Afrique: Sikazwe a encore fait des siennes

Scénario ahurissant à la Coupe d'Afrique des nations: la 90e minute de Mali-Tunisie (1-0) n'est pas terminée que l'arbitre siffle la fin du match provoquant la colère des Tunisiens, qui refuseront par la suite de reprendre la rencontre, mercredi à Limbé.

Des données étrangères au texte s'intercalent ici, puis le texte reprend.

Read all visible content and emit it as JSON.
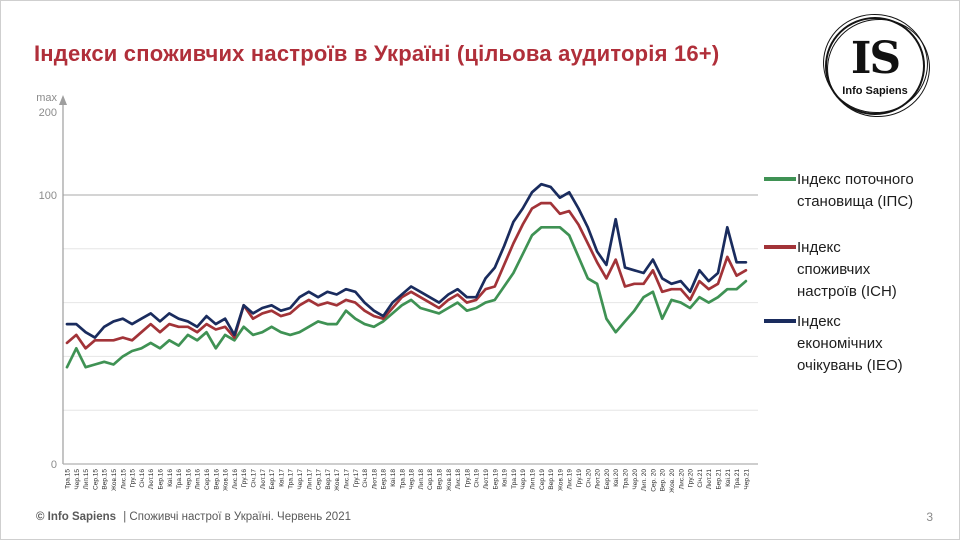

"Sa décision est inexplicable, je n'arrive pas à comprendre", soupire le sélectionneur Mondher Kebaier. "On va voir les décisions qui vont suivre", poursuit-il dans une déclaration qui laisse augurer de démarches tunisiennes pour contester le résultat.

L'arbitre zambien Janny Sikazwe risque bien d'entrer dans la légende du foot africain...

La Tunisie elle risque une sanction pour avoir refusé de reprendre le match. Mais "les joueurs étaient dans le bain de glace pendant 35 minutes" et on "nous demande de revenir", proteste le coach tunisien.

En fin d'après-midi, la Confédération africaine de football (CAF) n'avait pas réagi, annonçant seulement le décalage de trois-quart d'heure du coup d'envoi du match suivant, Mauritanie-Gambie.

Sikazwe a par deux fois arrêté le match avant sa fin, et quand le quatrième arbitre est revenu sur la pelouse pour réparer l'erreur, seuls les Maliens étaient présents, les Tunisiens refusant de jouer les ultimes secondes du temps réglementaire et l'hypothétique temps additionnel.

Après avoir sifflé une première fois, à la 85e minute et face à la vive réaction du banc tunisien lui expliquant qu'il restait encore beaucoup de temps à jouer, le Zambien a semblé transformer cet arrêt en pause fraîcheur, comme pour masquer son erreur.

Puis il donne un dernier coup de sifflet à quelques secondes de la fin du temps réglementaire.

Cette fois-ci, c'est toute la délégation tunisienne qui explose de rage, Kebaier agitant frénétiquement sa montre sous le nez des officiels.

"Il nous prive de sept ou huit minutes de temps additionnel, et on jouait à onze contre dix" depuis l'exclusion d'El Bilal Touré (87e), proteste le sélectionneur. "Cela fait presque 30 ans que je suis dans le football, je n'ai jamais vu une situation pareille..."

Le quatuor arbitral a dû sortir sous escorte de la sécurité face à la colère des Aigles de Carthage.